The Big K-raphole
Nichole and I had one of those coupons for a free bag of candy from Kmart. Now, I never shop Kmart because it is probably the dumpiest/trashiest place to shop. Especially the one here in good ol' Tarpon. But heck, I was going to go get my free candy. So, we walked in and you are instantly immersed into that stale stench of Kmart. You know that unique smell that stores have? Walmart has it, the mall has it and unfortunately Kmart has it. Kmart has a really nasty, sour and stale odor. Anyways, We proceed to the candy aisle which is nothing but and few mounds of candy piled in the middle of an aisle. Was there even shelving underneath? Probably not. We walked around and looked for probably about 10 minutes and couldn't figure out the utter chaos. Nothing was labeled and if there was a label, it wasn't for the product that was there. So, we grabbed 2 bags of candy (1 which we would purchase), and went to the checkout. Not surprisingly the cashiers were some low-life, scraggly looking people that looked as though they sleep in the garden department.

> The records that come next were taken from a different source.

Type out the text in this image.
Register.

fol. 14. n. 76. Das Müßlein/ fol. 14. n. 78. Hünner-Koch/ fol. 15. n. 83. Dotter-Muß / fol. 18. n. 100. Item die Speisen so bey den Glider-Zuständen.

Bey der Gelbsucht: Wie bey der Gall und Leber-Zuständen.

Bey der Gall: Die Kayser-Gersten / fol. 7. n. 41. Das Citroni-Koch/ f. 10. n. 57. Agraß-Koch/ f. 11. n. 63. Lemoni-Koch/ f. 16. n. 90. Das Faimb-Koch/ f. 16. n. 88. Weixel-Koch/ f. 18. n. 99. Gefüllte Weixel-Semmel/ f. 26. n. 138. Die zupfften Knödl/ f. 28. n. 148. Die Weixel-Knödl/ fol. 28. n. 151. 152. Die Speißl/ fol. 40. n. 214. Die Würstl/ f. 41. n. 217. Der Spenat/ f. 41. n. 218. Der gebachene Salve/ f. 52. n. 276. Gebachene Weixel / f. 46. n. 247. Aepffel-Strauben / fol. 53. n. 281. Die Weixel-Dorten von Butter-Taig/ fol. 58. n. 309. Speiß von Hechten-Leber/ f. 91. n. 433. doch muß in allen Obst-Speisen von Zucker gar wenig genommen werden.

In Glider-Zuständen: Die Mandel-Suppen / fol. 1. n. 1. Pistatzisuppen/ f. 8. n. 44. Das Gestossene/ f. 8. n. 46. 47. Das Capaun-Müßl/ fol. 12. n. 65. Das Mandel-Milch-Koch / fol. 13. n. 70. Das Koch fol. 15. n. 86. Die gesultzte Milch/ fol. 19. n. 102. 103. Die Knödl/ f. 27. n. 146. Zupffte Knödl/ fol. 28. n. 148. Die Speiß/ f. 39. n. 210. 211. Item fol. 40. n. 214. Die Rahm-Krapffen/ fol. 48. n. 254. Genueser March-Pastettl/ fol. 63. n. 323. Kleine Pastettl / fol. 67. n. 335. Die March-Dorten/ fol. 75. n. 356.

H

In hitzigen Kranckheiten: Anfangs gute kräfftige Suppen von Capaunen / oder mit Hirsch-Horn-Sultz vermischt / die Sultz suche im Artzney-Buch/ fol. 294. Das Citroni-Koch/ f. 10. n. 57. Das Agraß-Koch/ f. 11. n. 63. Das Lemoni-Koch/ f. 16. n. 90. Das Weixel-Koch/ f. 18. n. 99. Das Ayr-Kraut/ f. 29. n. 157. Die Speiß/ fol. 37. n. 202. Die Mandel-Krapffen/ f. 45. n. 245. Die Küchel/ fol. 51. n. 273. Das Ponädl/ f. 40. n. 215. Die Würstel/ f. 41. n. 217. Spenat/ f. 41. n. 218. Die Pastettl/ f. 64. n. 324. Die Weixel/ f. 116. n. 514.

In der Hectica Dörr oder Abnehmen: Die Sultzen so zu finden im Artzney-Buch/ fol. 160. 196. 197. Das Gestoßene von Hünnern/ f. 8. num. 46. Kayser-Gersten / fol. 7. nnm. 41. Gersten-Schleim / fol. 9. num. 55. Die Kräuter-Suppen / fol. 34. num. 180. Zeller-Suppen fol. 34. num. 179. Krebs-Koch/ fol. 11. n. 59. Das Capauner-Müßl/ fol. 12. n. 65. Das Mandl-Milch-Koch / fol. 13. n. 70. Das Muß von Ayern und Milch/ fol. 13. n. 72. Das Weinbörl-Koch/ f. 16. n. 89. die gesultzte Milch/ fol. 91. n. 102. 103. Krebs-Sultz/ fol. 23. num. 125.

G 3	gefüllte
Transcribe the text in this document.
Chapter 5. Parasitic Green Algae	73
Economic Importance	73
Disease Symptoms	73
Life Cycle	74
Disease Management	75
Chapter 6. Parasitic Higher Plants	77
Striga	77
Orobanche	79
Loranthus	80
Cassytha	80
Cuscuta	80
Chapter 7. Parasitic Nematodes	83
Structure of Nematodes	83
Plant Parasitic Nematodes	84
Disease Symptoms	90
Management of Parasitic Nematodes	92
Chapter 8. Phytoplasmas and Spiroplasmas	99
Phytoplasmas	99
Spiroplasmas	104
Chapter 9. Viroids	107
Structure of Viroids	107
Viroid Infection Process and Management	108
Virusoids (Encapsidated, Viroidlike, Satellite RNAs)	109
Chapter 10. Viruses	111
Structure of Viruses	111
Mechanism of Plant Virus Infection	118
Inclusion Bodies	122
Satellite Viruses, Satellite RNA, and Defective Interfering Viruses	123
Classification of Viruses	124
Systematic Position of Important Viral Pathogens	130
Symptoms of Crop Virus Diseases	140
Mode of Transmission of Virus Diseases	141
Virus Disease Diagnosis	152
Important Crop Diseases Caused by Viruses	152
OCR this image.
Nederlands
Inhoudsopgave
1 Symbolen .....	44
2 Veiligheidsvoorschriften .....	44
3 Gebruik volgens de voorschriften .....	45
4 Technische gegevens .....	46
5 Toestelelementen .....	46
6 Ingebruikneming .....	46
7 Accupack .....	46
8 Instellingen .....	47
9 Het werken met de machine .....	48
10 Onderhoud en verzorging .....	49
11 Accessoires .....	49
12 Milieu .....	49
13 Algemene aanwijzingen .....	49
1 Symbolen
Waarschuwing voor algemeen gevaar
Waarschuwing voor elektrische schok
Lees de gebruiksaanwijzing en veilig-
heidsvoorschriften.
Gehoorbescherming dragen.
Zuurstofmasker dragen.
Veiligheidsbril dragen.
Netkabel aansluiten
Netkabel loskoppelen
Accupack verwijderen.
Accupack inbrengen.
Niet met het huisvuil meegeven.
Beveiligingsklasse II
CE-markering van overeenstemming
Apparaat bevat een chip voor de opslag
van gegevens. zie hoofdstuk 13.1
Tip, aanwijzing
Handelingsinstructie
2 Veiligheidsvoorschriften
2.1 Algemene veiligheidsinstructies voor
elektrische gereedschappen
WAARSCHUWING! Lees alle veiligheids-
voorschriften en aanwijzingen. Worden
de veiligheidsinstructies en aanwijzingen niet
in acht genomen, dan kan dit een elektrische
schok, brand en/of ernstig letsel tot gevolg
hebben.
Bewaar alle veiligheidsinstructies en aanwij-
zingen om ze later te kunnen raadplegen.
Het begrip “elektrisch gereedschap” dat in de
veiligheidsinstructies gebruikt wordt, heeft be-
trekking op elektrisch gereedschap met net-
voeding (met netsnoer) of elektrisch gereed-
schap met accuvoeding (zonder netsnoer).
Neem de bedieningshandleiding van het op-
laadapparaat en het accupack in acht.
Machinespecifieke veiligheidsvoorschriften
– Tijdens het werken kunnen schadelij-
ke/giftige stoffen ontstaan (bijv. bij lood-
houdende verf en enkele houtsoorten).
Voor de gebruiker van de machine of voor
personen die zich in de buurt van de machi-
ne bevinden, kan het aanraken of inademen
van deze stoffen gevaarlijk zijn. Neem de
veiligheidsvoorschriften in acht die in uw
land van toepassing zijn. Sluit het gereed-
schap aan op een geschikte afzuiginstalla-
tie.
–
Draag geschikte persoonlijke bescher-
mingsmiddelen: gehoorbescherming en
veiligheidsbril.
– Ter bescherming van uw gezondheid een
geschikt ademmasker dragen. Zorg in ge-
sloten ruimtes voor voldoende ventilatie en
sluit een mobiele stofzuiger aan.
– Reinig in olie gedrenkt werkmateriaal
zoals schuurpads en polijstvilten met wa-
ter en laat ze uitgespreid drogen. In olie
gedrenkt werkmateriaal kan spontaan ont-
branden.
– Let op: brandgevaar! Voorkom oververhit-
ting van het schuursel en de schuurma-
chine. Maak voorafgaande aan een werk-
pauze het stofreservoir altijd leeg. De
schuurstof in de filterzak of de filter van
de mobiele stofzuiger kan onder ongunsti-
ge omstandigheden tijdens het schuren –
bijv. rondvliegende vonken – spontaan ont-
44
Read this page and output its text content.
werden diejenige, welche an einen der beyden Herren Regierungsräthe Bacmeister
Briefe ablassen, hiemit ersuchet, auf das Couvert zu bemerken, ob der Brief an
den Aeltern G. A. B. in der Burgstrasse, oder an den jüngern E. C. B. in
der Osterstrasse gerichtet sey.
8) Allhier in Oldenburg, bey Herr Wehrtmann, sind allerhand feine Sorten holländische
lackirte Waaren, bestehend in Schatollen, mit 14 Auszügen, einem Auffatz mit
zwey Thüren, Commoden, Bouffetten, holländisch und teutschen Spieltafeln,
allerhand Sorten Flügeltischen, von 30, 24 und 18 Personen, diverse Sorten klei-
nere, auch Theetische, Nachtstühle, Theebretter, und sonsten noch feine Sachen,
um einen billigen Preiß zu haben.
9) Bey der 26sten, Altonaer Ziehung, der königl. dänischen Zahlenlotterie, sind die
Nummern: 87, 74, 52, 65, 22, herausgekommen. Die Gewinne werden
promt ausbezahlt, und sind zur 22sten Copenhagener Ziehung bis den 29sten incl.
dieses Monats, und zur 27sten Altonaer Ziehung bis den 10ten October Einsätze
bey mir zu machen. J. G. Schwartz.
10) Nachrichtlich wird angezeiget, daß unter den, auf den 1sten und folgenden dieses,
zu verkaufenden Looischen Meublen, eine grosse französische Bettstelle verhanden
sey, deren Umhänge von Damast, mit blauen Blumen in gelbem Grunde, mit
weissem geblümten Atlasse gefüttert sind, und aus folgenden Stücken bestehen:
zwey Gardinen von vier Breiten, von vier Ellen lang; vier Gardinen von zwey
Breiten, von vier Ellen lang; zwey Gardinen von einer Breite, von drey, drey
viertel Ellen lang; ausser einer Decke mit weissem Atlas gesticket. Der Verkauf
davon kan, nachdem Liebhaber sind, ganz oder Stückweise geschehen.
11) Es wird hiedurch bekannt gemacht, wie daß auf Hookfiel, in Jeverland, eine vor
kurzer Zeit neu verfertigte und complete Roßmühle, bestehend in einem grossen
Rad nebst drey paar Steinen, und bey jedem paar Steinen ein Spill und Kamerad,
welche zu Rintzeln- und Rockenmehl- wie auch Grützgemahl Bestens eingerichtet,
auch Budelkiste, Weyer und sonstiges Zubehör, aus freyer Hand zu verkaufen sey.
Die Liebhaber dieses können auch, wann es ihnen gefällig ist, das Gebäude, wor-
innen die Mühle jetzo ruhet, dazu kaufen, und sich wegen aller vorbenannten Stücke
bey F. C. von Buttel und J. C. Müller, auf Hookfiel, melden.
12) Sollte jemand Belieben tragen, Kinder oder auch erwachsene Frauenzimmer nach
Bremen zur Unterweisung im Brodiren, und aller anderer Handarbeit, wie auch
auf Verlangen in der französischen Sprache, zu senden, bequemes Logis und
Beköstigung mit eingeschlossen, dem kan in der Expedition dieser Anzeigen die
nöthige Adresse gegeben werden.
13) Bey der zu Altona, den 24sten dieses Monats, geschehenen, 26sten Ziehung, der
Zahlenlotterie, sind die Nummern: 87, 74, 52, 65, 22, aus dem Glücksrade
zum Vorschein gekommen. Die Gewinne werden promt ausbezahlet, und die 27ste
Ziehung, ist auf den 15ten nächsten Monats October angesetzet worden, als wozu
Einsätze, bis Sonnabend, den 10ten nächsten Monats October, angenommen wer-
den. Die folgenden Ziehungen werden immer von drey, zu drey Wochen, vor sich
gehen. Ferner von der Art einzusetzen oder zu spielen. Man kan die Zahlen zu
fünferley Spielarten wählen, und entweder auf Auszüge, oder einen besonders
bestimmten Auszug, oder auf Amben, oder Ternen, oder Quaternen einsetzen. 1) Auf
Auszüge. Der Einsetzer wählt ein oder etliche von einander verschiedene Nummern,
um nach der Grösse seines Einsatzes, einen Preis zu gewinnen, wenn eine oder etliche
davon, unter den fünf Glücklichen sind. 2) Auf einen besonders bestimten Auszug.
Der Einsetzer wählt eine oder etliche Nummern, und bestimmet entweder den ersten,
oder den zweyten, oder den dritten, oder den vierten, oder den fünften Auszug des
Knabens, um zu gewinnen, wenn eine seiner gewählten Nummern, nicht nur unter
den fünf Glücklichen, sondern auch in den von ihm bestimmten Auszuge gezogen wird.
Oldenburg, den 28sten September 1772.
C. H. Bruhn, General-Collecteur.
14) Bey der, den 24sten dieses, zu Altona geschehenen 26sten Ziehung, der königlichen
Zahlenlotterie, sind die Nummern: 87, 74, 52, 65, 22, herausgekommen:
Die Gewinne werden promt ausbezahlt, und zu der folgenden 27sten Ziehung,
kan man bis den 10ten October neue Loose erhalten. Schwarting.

She proceeds to ring up our candy and just can't seem to figure it out. As she calls over this behemoth of a lady that can barely walk, the manager says this isn't the right candy. We need to get this other size and brand of candy. The candy we selected was $2.50, but we needed a $2.79 bag. Okay, it's cheaper, just give me my bag of candy. The manager proceeds to give me an attitude and I told her that they need to get their aisles fixed so I can find the correct bag and that they need to better explain what is to be the free item on the coupon. So, ten minutes later we have our 1 free bag of Snickers, they have their shitty coupon and none of our money.
1 comment:
OMG - THAT was a freaking piece of comedic genius!!